Cultivating Wonder

Apparently Einstein didn’t say, “There are only two ways to live your life. One is as though nothing is a miracle. The other is as though everything is,” but I’m grateful someone did, someone who understood the power of wonder.

There are so many reasons to allow existence to elicit wonder from us.

I recently came across an excerpt from Annie Dillard’s Pilgrim at Tinker Creek in which she details the extraordinary complexity of a goldfish that she bought for twenty-five cents, his “completely transparent and all but invisible” ventral fins and his eyes that “can look before and behind himself.” Even a single-celled organism contains an entire, intricate world. As the psalmist says, “I will praise you for I am fearfully and wonderfully made.”

Marveling at the beauty in front of our eyes or beneath our fingertips is one of surest paths to joy. The Buddhist metta meditation recognizes our fundamental desire to be happy. Letting ourselves be amazed at a crab burrowing into the sand or the capabilities of the latest technology fulfills one of our deepest needs by increasing our capacity for joy.

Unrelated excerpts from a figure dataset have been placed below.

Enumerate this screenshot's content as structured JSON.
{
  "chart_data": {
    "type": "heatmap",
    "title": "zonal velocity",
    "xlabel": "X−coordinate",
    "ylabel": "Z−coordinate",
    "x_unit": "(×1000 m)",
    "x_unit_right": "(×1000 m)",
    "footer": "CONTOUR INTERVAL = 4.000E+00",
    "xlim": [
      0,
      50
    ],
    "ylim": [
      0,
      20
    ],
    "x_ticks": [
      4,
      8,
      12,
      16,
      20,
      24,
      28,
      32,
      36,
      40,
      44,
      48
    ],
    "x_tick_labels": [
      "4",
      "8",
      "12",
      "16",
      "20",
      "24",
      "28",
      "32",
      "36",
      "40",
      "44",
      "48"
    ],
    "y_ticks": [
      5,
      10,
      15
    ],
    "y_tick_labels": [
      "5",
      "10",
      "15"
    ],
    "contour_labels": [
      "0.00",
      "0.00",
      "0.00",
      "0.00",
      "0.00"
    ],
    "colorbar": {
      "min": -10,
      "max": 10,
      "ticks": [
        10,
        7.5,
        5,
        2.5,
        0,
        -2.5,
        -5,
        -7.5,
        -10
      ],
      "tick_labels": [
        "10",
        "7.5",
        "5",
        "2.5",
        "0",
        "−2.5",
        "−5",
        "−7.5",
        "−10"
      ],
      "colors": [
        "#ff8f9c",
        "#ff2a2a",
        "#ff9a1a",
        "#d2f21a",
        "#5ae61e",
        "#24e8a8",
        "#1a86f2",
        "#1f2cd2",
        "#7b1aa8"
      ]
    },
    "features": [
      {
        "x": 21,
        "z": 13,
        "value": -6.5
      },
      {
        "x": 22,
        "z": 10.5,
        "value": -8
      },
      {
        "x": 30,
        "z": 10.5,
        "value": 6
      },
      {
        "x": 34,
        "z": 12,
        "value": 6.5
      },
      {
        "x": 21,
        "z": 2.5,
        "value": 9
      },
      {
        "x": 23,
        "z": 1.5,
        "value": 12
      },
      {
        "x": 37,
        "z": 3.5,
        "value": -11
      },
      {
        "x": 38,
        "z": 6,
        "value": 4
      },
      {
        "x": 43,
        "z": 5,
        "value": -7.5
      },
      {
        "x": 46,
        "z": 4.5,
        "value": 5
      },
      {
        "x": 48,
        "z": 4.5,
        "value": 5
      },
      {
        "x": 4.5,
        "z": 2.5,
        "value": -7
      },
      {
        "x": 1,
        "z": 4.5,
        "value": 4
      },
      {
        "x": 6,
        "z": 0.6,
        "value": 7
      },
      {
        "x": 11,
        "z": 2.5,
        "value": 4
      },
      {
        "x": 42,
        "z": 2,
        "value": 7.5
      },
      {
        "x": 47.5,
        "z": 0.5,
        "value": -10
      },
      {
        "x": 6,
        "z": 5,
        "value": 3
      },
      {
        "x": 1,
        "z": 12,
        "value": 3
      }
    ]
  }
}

Or consider the overwhelmingly small odds that each of us exists at all. The sperm that made you basically had to win the Powerball lottery to reach that particular egg, and that’s true for every generation on your mom and dad’s sides. Then there’s the almost impossible matter of life evolving, not to mention atoms forming. (See this nifty infographic if you want to know exactly how many zeroes we’re talking about.)

Wonder is a way of life, a means by which to relate to the rest of creation. To be is to be in relationship, Cyprian Consiglio and others have said. What kind of relationship do we want to be in?

To recognize all of existence for the miracle it is puts us in touch with the divinity of everything and everyone around us. To be awestruck by that with which we are relating affirms and expands the life of the other. It’s a way of saying, “May you be.” What could be more essential than to give life to our fellow miracles?

2 thoughts on “Cultivating Wonder

  1. Your conclusion reminds me of Merton’s famous mystical experience on 4th and Walnut. If we recognized one another for what we truly are he said, we would fall down before one another in awe and veneration.
    For me, a fundamental “koan”, that helps to access a sense of disorienting awe, is to ask, “Why is there something, rather than nothing?”, or as someone else phrased it, “Why is there someone, rather than no one?” Quite mind blowing if you are able to enter into this question. Because neither possibility seems plausible, or even possible, certainly not comprehensible.
    I sometimes try to recollect that every human being has this brain consisting of 100 billion neurons and trillions of connections – the most complex object in the universe as we know it. As I’m prone to dismissing others for their backward social, religious, and political opinions, this can serve as a kind of antidote to my dismissing. And then I return to dismissing.